Время между тем потихоньку бежало, клонилось к августу. Леса шумели, наливались силой, кормили и Афанасия, и Красавку, и Горбунка. Море теперь Афанасия вроде бы особенно не касалось. Разве что вечером, вернувшись домой, отправлялся он на плоскодонке за утками, которых Екатерина Матвеевна всегда заводила с самой ранней весны. Раньше, при реке, особой проблемы с утками не было. Далеко они никуда не уплывали, кормились возле берега ряской, отлеживались где-нибудь на травке. А теперь беда, да и только. Иной раз находил Афанасий свои выводки едва ли не возле самого города. Утка — птица глуповатая: берегов не видать, вот и плывет бог знает куда. А того не понимает, что море — это тебе не река, на нем опасности на каждом шагу. То моторка несется, как угорелая, то пароход плывет, то всякие байдарки да яхты. От всего не убережешься. К августу выводки Афанасия поредели почти наполовину. Екатерина Матвеевна из-за каждой пропавшей птицы по-женски расстраивалась и даже пробовала несколько раз плакать. Афанасий терпел все это, терпел, а потом построил для уток из металлической сетки загон и перестал их вообще выпускать в море. А чтобы они совсем не забывали про воду, привозил им каждый вечер ряску, которой день ото дня становилось все больше возле морских берегов. Вначале Афанасий этому радовался, за каких-нибудь пять-десять минут нагружал ряской высокую плетенную из краснотала корзину и вез ее уткам в загон. Но потом он стал замечать, что вместе с ряской с морского дна тянутся густые темно-зеленые водоросли. В реке такие водоросли росли редко, разве что где-нибудь на мелководье или в заводях, которые к середине лета почти совсем пересыхали. Зато на болотах и на стоячих пойменных озерцах их было вдоволь. От жары эти водоросли набухали, вода над ними пенилась, шла ржавыми, маслянистыми пятнами. Днем и ночью вилось, гудело здесь комарье, поднимаясь в небо высокими колышущимися столбами. Ранней весной, когда болотца еще соединялись с рекой ручейками, отсюда уплывала рыба.
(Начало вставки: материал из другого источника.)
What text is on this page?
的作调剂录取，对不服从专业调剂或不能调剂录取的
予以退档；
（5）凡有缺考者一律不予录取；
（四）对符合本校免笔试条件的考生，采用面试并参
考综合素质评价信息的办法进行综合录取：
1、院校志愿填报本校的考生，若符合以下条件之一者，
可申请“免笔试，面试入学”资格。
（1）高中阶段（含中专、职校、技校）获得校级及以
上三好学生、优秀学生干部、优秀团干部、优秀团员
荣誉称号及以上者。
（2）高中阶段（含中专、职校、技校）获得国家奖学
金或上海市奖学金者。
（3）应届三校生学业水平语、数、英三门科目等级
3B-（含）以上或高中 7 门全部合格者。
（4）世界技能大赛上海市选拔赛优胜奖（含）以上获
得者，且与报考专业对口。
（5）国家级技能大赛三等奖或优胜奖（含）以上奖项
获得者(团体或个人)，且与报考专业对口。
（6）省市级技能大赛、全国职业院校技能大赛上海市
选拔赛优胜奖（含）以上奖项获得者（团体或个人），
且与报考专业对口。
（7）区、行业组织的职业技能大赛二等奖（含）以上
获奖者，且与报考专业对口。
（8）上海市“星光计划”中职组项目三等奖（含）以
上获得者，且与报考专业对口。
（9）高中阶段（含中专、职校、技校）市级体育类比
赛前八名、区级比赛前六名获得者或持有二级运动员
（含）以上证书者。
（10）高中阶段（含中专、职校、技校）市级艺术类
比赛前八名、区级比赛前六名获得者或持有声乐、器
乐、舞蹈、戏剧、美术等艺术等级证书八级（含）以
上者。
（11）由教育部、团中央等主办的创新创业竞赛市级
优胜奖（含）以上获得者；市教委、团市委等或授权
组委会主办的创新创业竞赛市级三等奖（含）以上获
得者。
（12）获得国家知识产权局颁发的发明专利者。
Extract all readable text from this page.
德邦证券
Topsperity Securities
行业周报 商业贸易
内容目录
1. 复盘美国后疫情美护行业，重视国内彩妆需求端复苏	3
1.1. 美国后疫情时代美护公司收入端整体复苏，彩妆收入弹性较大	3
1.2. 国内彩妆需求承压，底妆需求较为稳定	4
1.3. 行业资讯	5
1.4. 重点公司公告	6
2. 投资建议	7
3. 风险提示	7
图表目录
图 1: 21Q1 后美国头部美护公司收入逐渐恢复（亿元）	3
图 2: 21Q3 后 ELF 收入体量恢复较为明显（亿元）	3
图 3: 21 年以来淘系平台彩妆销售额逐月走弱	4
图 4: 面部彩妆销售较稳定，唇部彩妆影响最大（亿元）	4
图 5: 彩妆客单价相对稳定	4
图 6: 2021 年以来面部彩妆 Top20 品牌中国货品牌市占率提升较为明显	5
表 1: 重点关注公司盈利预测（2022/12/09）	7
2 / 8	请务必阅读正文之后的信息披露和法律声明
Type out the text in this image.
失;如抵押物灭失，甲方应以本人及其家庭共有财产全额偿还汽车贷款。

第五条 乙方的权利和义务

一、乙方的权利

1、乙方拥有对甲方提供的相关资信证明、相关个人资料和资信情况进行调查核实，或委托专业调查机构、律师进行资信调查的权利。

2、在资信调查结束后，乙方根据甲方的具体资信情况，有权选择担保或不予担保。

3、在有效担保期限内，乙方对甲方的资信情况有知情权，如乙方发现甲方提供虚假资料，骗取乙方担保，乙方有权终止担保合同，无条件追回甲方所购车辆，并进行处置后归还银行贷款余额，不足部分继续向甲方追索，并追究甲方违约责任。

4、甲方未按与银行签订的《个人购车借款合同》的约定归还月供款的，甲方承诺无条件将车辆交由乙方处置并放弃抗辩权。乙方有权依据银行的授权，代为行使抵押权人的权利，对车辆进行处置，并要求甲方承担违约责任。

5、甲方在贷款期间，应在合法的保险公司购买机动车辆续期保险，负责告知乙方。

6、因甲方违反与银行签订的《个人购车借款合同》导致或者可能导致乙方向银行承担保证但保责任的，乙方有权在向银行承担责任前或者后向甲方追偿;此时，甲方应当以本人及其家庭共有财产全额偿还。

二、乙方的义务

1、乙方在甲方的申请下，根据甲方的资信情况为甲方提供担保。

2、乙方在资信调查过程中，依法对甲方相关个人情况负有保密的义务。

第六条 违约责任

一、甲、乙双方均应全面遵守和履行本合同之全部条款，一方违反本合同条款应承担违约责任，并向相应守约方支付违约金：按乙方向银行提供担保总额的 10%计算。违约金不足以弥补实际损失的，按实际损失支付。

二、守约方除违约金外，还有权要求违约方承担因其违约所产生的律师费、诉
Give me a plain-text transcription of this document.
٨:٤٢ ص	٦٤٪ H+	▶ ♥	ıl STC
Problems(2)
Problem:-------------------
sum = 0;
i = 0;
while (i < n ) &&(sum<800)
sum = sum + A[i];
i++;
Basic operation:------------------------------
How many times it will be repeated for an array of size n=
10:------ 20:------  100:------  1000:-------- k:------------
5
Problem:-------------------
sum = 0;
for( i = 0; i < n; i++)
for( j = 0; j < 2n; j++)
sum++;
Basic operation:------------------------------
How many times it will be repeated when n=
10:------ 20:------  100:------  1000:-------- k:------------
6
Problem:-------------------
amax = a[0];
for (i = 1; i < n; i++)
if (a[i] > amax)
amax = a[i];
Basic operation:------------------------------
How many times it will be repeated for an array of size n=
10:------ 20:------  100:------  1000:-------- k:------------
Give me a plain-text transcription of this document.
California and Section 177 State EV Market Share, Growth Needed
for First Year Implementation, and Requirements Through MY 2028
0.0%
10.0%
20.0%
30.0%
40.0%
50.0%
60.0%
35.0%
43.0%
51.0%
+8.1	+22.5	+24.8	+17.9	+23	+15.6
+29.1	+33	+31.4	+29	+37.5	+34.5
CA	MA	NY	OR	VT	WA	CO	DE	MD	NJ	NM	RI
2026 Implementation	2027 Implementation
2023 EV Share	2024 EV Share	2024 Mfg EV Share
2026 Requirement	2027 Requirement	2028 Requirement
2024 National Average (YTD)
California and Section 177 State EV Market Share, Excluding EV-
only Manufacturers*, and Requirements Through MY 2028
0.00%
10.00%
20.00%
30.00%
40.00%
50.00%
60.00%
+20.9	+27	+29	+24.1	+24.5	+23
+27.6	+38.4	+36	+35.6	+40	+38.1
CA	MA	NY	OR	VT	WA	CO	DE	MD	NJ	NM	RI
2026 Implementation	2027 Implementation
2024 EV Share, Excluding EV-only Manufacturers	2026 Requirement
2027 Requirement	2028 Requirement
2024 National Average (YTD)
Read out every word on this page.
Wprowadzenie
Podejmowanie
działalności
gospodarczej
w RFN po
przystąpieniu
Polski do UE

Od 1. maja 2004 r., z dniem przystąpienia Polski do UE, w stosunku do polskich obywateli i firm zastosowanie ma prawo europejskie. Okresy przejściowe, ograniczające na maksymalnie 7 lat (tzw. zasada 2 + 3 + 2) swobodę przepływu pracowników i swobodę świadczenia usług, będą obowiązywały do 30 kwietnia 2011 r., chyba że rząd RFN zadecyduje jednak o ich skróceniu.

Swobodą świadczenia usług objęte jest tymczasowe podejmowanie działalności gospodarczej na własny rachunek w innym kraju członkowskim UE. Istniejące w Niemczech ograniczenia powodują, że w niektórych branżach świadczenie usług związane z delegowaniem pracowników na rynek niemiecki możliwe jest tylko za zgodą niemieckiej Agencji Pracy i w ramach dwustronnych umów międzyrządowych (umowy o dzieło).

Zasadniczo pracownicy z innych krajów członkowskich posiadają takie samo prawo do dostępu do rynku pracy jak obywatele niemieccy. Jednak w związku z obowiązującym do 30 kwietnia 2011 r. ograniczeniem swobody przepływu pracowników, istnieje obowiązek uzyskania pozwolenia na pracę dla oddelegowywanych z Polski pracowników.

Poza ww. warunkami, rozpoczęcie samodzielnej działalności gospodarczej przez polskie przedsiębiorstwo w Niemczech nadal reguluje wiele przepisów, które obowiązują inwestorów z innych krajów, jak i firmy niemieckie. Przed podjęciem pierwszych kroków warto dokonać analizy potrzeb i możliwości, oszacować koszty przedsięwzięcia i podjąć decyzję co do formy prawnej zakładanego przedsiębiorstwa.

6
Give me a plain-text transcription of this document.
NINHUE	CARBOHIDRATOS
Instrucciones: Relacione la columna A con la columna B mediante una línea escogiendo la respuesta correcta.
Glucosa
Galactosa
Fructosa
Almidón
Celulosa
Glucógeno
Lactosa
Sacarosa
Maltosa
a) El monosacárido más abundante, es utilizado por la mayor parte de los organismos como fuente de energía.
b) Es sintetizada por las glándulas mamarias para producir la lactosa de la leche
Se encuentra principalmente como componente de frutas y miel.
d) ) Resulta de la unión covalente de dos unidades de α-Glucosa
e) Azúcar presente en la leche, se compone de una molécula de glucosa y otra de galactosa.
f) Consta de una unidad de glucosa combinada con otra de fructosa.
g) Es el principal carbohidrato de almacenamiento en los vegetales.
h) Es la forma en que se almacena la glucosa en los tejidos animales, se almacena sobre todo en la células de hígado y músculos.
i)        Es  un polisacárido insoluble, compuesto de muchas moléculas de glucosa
Одни лишь головастики находили тут себе пристанище, копошились в тухлой, мертвой воде, от которой всегда несло гнилым болотным запахом.
А теперь этот запах стал доноситься и от моря. Утром еще, правда, куда ни шло, а к вечеру, когда водоросли прогревались до самого дна и бурая ноздреватая пена едва не закипала над ними, дышать было совсем нечем. Особенно мучилась Екатерина Матвеевна, привыкшая за долгую свою жизнь к свежему речному воздуху.
— Хоть сбега́й, — сокрушалась она иной раз.
— Похоже на то, — соглашался Афанасий, не зная, чем тут можно помочь.
А Володя по-прежнему похохатывал, носился на «Летучем голландце» с одного края моря в другой и при случае успокаивал Афанасия:
— Стихия, Афанасий Ильич, что поделаешь!
Делать действительно было нечего. Но вскоре Афанасий стал замечать, что стихия эта Володе тоже не очень нравится. Ряска и водоросли незаметно подобрались к самому гаражу, и Володе с каждым днем становилось все труднее спускать яхту на воду. Водоросли наматывались на трос, заклинивали лебедку, отчего «Летучий голландец» несколько раз чуть было не сошел с рельсов и не перевернулся. Но это бы еще ничего. Володю просто так не победишь! Вооружившись косой, он где с лодки, а где стоя по пояс в воде, скосил водоросли, и дело вроде бы наладилось.